Eads is Recipient of Preservation Grants Awarded Across Colorado

DENVER — Dec. 8, 2021 — History Colorado announces a newly completed State Historical Fund (SHF) grant round that provides more than $7.2 million in grant funding for preservation efforts across the state. These awards leverage $4 million in matching funding provided by grant applicants and their community partners to exceed a total of $11 million in initial impact funding. Every $1 million spent on historic preservation in Colorado leads to $1.03 million in additional spending, 14 new jobs, and $636,700 in increased household incomes across the state.

Beyond significant economic stimulus, SHF awards provide important social and community benefits by enhancing environmental sustainability, fostering community pride and resilience, and protecting priceless cultural resources.

These improvements take place amid stark inequities in historic preservation in Colorado and nationally. As of 2020, only eight percent of the properties listed in the National Register of Historic Places relate to underrepresented communities and/or women nationwide, according to the National Trust for Historic Preservation. Only two percent relate explicitly to Black history. Here in Colorado, of the approximately 1,500 properties in this state listed by the National Register, less than five percent are directly related to the history of women, LGBTQ+, and historically underserved BIPOC communities.

“We have witnessed the powerful benefits catalyzed by our State Historical Fund across Colorado,” said Dawn DiPrince, History Colorado Executive Director and State Historic Preservation Officer. “I am proud of the steps History Colorado is taking to ensure that the power of preservation is realized by all of our Colorado communities. This work is essential to building a vibrant and equitable Colorado future.”

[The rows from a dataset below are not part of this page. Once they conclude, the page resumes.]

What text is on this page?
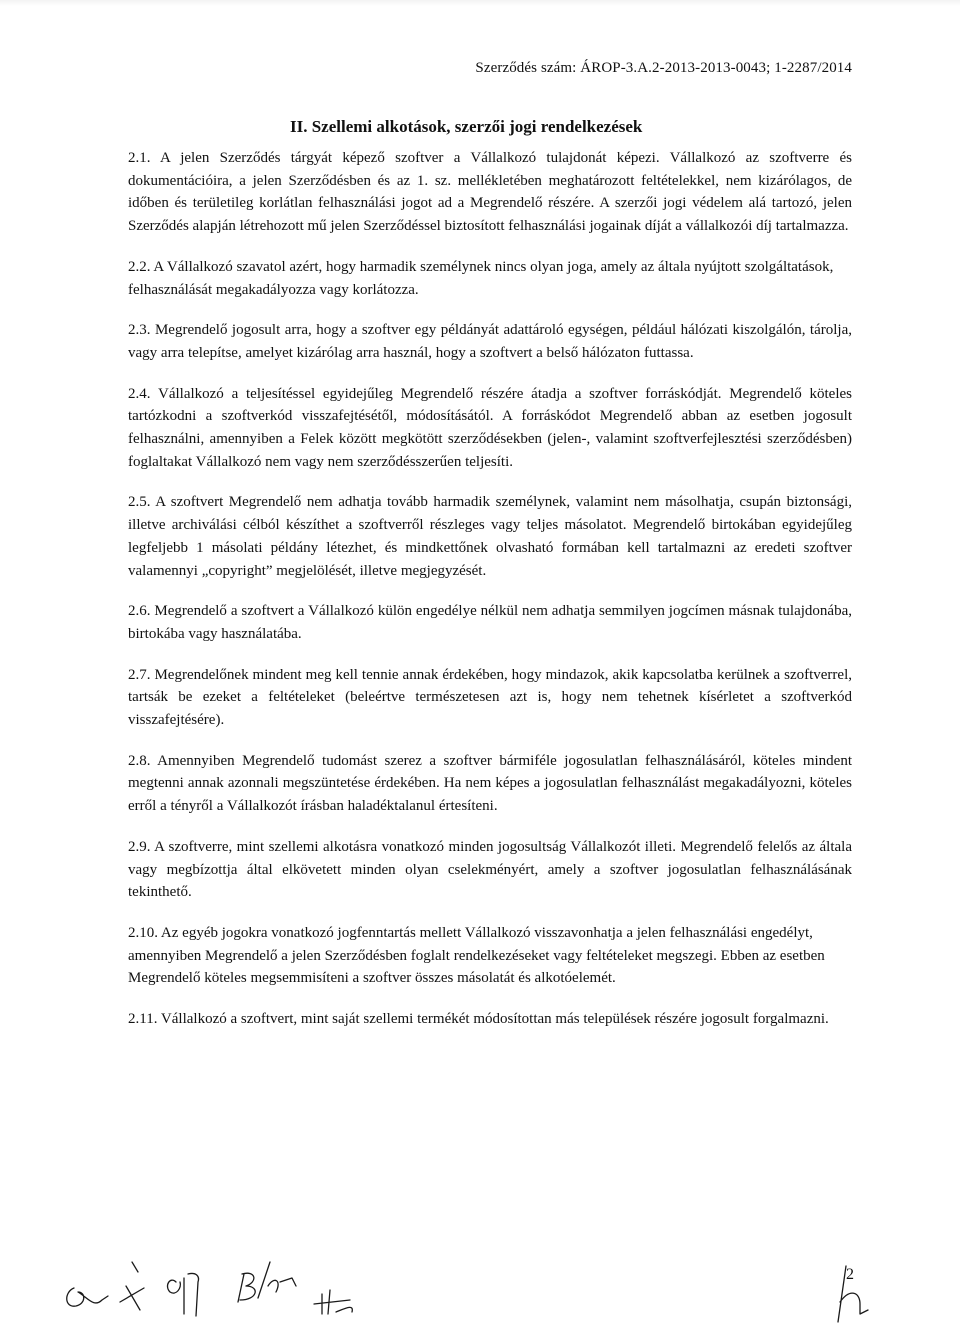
Szerződés szám: ÁROP-3.A.2-2013-2013-0043; 1-2287/2014
II. Szellemi alkotások, szerzői jogi rendelkezések

2.1. A jelen Szerződés tárgyát képező szoftver a Vállalkozó tulajdonát képezi. Vállalkozó az szoftverre és dokumentációira, a jelen Szerződésben és az 1. sz. mellékletében meghatározott feltételekkel, nem kizárólagos, de időben és területileg korlátlan felhasználási jogot ad a Megrendelő részére. A szerzői jogi védelem alá tartozó, jelen Szerződés alapján létrehozott mű jelen Szerződéssel biztosított felhasználási jogainak díját a vállalkozói díj tartalmazza.

2.2. A Vállalkozó szavatol azért, hogy harmadik személynek nincs olyan joga, amely az általa nyújtott szolgáltatások, felhasználását megakadályozza vagy korlátozza.

2.3. Megrendelő jogosult arra, hogy a szoftver egy példányát adattároló egységen, például hálózati kiszolgálón, tárolja, vagy arra telepítse, amelyet kizárólag arra használ, hogy a szoftvert a belső hálózaton futtassa.

2.4. Vállalkozó a teljesítéssel egyidejűleg Megrendelő részére átadja a szoftver forráskódját. Megrendelő köteles tartózkodni a szoftverkód visszafejtésétől, módosításától. A forráskódot Megrendelő abban az esetben jogosult felhasználni, amennyiben a Felek között megkötött szerződésekben (jelen-, valamint szoftverfejlesztési szerződésben) foglaltakat Vállalkozó nem vagy nem szerződésszerűen teljesíti.

2.5. A szoftvert Megrendelő nem adhatja tovább harmadik személynek, valamint nem másolhatja, csupán biztonsági, illetve archiválási célból készíthet a szoftverről részleges vagy teljes másolatot. Megrendelő birtokában egyidejűleg legfeljebb 1 másolati példány létezhet, és mindkettőnek olvasható formában kell tartalmazni az eredeti szoftver valamennyi „copyright” megjelölését, illetve megjegyzését.

2.6. Megrendelő a szoftvert a Vállalkozó külön engedélye nélkül nem adhatja semmilyen jogcímen másnak tulajdonába, birtokába vagy használatába.

2.7. Megrendelőnek mindent meg kell tennie annak érdekében, hogy mindazok, akik kapcsolatba kerülnek a szoftverrel, tartsák be ezeket a feltételeket (beleértve természetesen azt is, hogy nem tehetnek kísérletet a szoftverkód visszafejtésére).

2.8. Amennyiben Megrendelő tudomást szerez a szoftver bármiféle jogosulatlan felhasználásáról, köteles mindent megtenni annak azonnali megszüntetése érdekében. Ha nem képes a jogosulatlan felhasználást megakadályozni, köteles erről a tényről a Vállalkozót írásban haladéktalanul értesíteni.

2.9. A szoftverre, mint szellemi alkotásra vonatkozó minden jogosultság Vállalkozót illeti. Megrendelő felelős az általa vagy megbízottja által elkövetett minden olyan cselekményért, amely a szoftver jogosulatlan felhasználásának tekinthető.

2.10. Az egyéb jogokra vonatkozó jogfenntartás mellett Vállalkozó visszavonhatja a jelen felhasználási engedélyt, amennyiben Megrendelő a jelen Szerződésben foglalt rendelkezéseket vagy feltételeket megszegi. Ebben az esetben Megrendelő köteles megsemmisíteni a szoftver összes másolatát és alkotóelemét.

2.11. Vállalkozó a szoftvert, mint saját szellemi termékét módosítottan más települések részére jogosult forgalmazni.

2
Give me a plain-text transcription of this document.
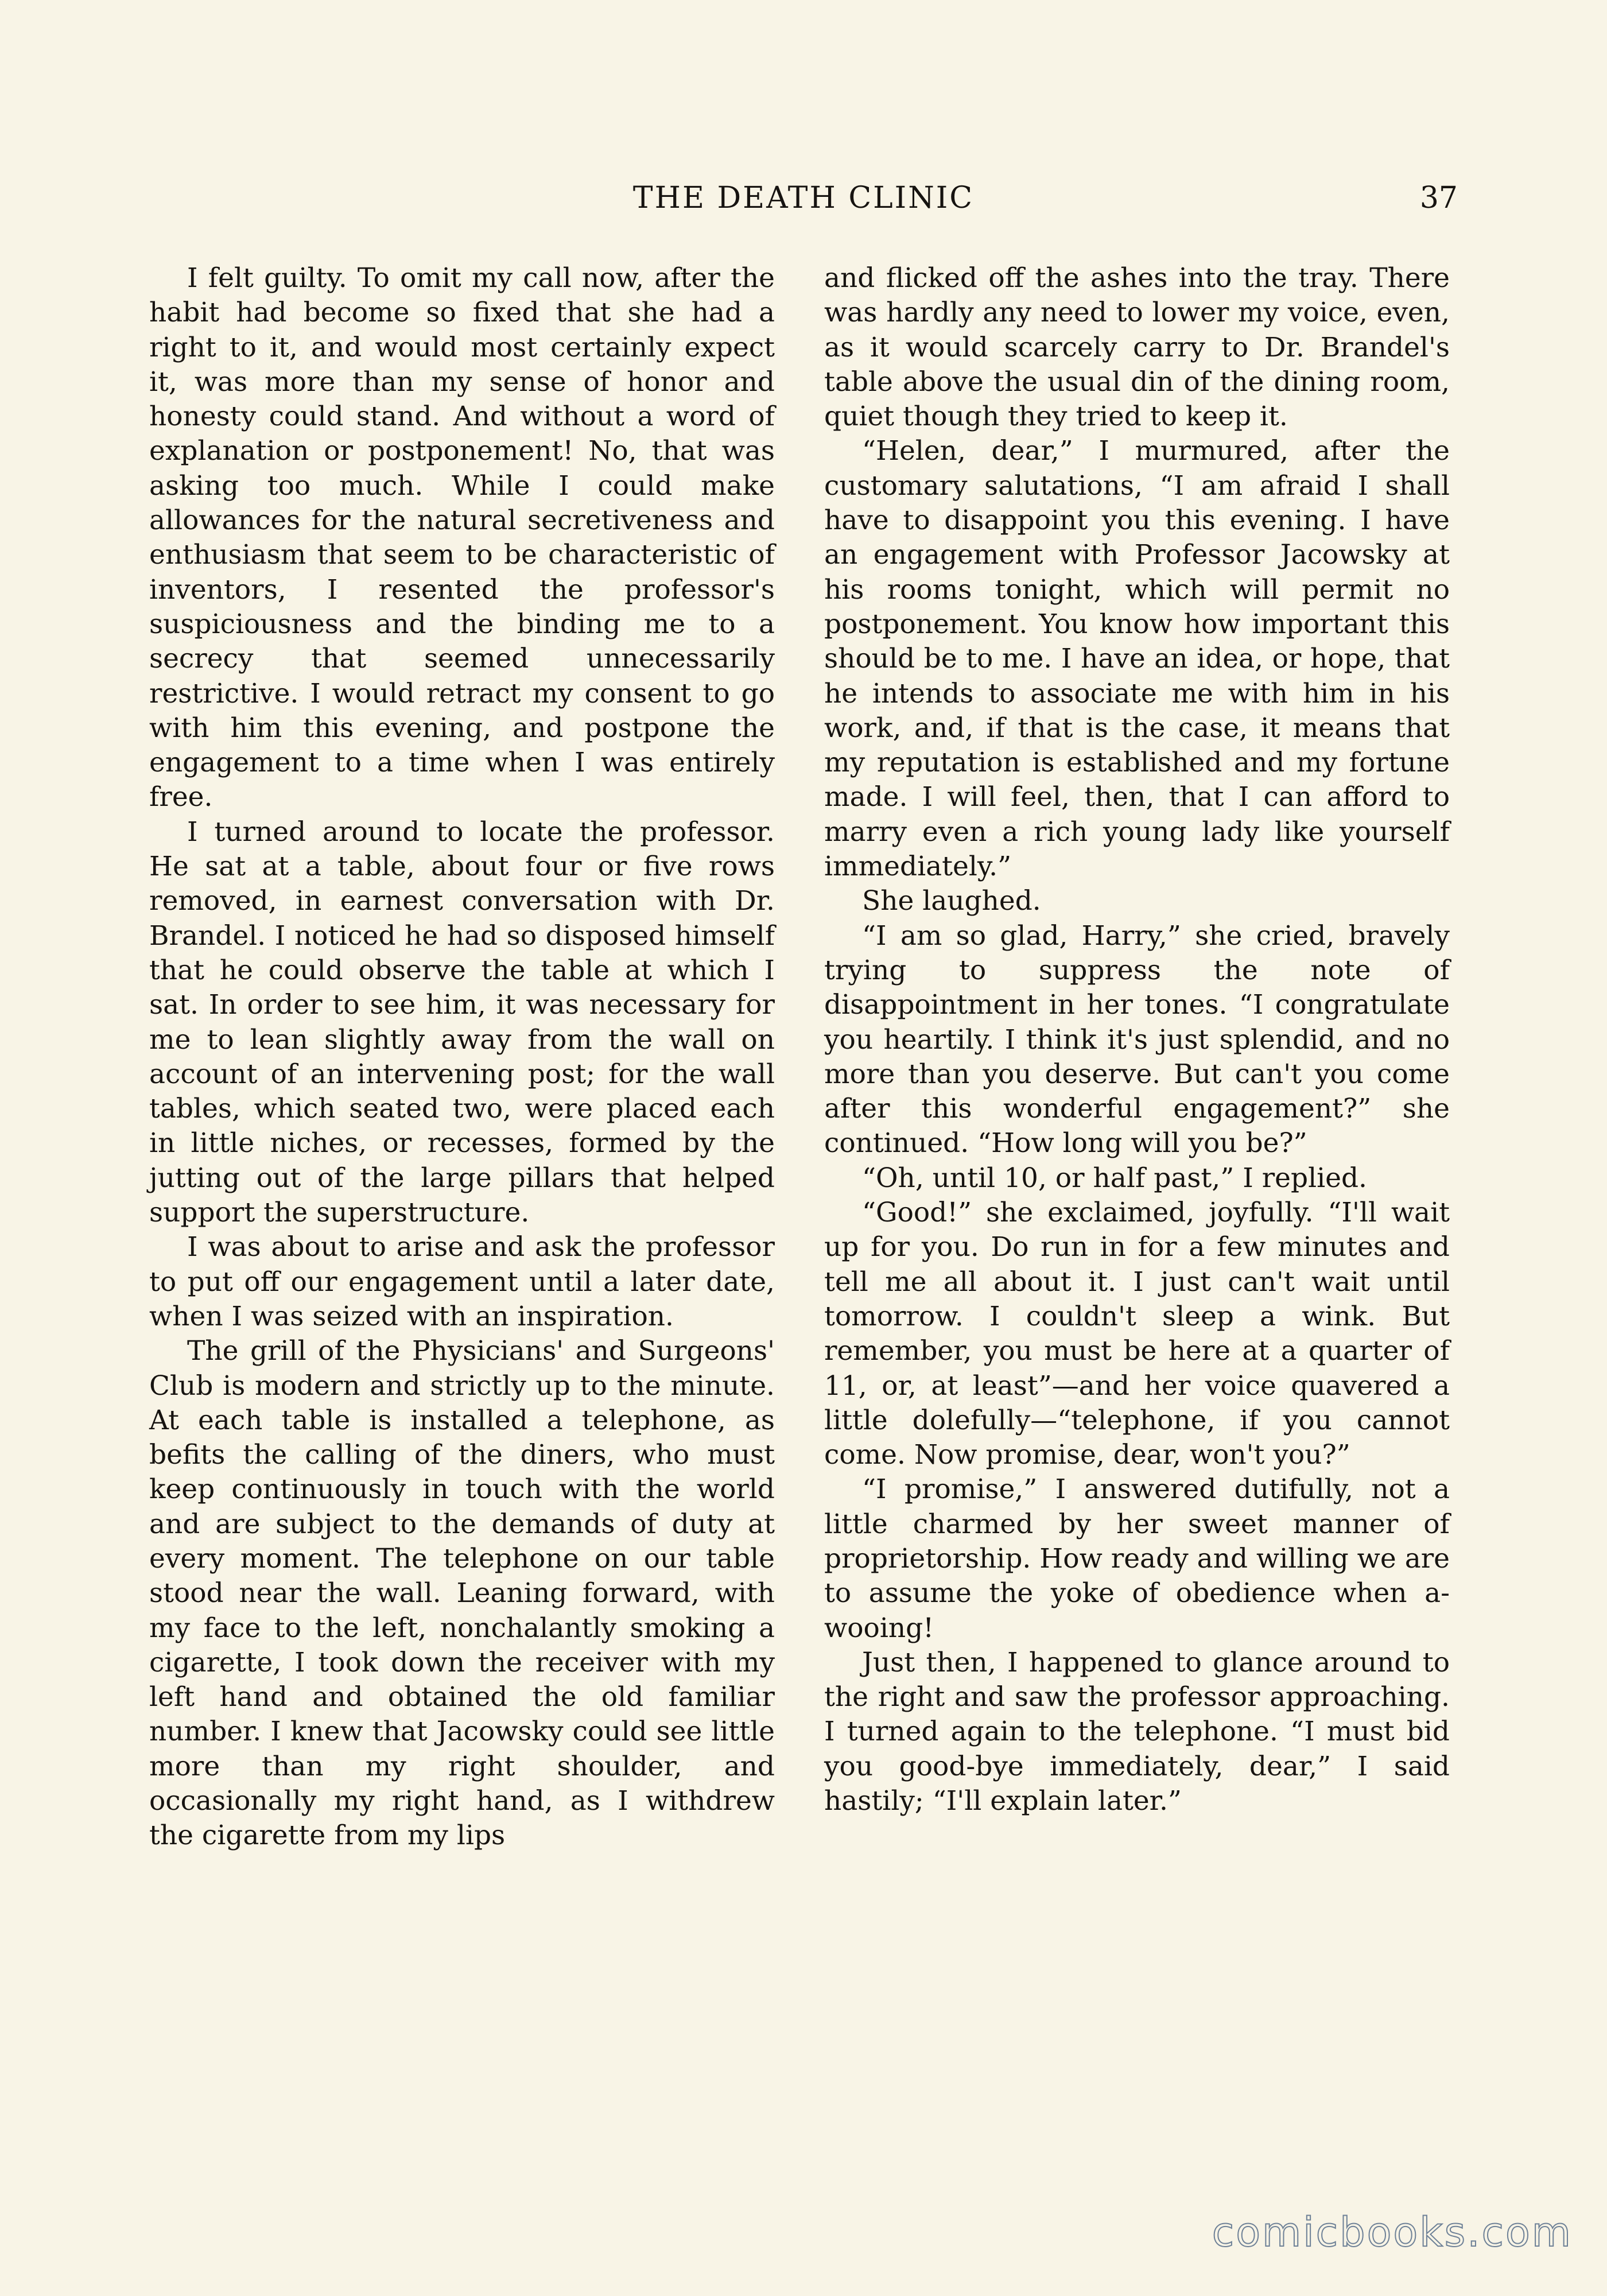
THE DEATH CLINIC	37

I felt guilty. To omit my call now, after the habit had become so fixed that she had a right to it, and would most certainly expect it, was more than my sense of honor and honesty could stand. And without a word of explanation or postponement! No, that was asking too much. While I could make allowances for the natural secretiveness and enthusiasm that seem to be characteristic of inventors, I resented the professor's suspiciousness and the binding me to a secrecy that seemed unnecessarily restrictive. I would retract my consent to go with him this evening, and postpone the engagement to a time when I was entirely free.

I turned around to locate the professor. He sat at a table, about four or five rows removed, in earnest conversation with Dr. Brandel. I noticed he had so disposed himself that he could observe the table at which I sat. In order to see him, it was necessary for me to lean slightly away from the wall on account of an intervening post; for the wall tables, which seated two, were placed each in little niches, or recesses, formed by the jutting out of the large pillars that helped support the superstructure.

I was about to arise and ask the professor to put off our engagement until a later date, when I was seized with an inspiration.

The grill of the Physicians' and Surgeons' Club is modern and strictly up to the minute. At each table is installed a telephone, as befits the calling of the diners, who must keep continuously in touch with the world and are subject to the demands of duty at every moment. The telephone on our table stood near the wall. Leaning forward, with my face to the left, nonchalantly smoking a cigarette, I took down the receiver with my left hand and obtained the old familiar number. I knew that Jacowsky could see little more than my right shoulder, and occasionally my right hand, as I withdrew the cigarette from my lips

and flicked off the ashes into the tray. There was hardly any need to lower my voice, even, as it would scarcely carry to Dr. Brandel's table above the usual din of the dining room, quiet though they tried to keep it.

“Helen, dear,” I murmured, after the customary salutations, “I am afraid I shall have to disappoint you this evening. I have an engagement with Professor Jacowsky at his rooms tonight, which will permit no postponement. You know how important this should be to me. I have an idea, or hope, that he intends to associate me with him in his work, and, if that is the case, it means that my reputation is established and my fortune made. I will feel, then, that I can afford to marry even a rich young lady like yourself immediately.”

She laughed.

“I am so glad, Harry,” she cried, bravely trying to suppress the note of disappointment in her tones. “I congratulate you heartily. I think it's just splendid, and no more than you deserve. But can't you come after this wonderful engagement?” she continued. “How long will you be?”

“Oh, until 10, or half past,” I replied.

“Good!” she exclaimed, joyfully. “I'll wait up for you. Do run in for a few minutes and tell me all about it. I just can't wait until tomorrow. I couldn't sleep a wink. But remember, you must be here at a quarter of 11, or, at least”—and her voice quavered a little dolefully—“telephone, if you cannot come. Now promise, dear, won't you?”

“I promise,” I answered dutifully, not a little charmed by her sweet manner of proprietorship. How ready and willing we are to assume the yoke of obedience when a-wooing!

Just then, I happened to glance around to the right and saw the professor approaching. I turned again to the telephone. “I must bid you good-bye immediately, dear,” I said hastily; “I'll explain later.”

comicbooks.com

Highlights from this grant round include:

American Legion Hall; $236,918, Eads — This American Legion Hall, a National Register site, project is spearheaded by Kiowa County, which will now move onto a second phase of revitalization of this community building. It will address the exterior and interior of the building to bring it one step closer to seeing renewed life as the center for large community gatherings. Community centers play an important role in the social and cultural life of rural communities. Projects like this add to the vitality and resilience of rural Colorado.

Since 1981, historic preservation projects in Colorado have created over 27,000 jobs and generated a total of nearly $3.9 billion in direct and indirect economic impacts, adding $2.2 billion to Colorado’s GDP. The SHF estimates it will award at least $500,000 in its next mini-grant round targeted at smaller statewide preservation projects. Individuals and organizations are encouraged to view important dates and guidelines for the next round, learn how to submit a Letter of Intent, and apply for grants before the February 1st deadline via historycolorado.org/state-historical-fund. A full list of projects funded through this round as well as other projects previously funded by the SHF can be found on the website.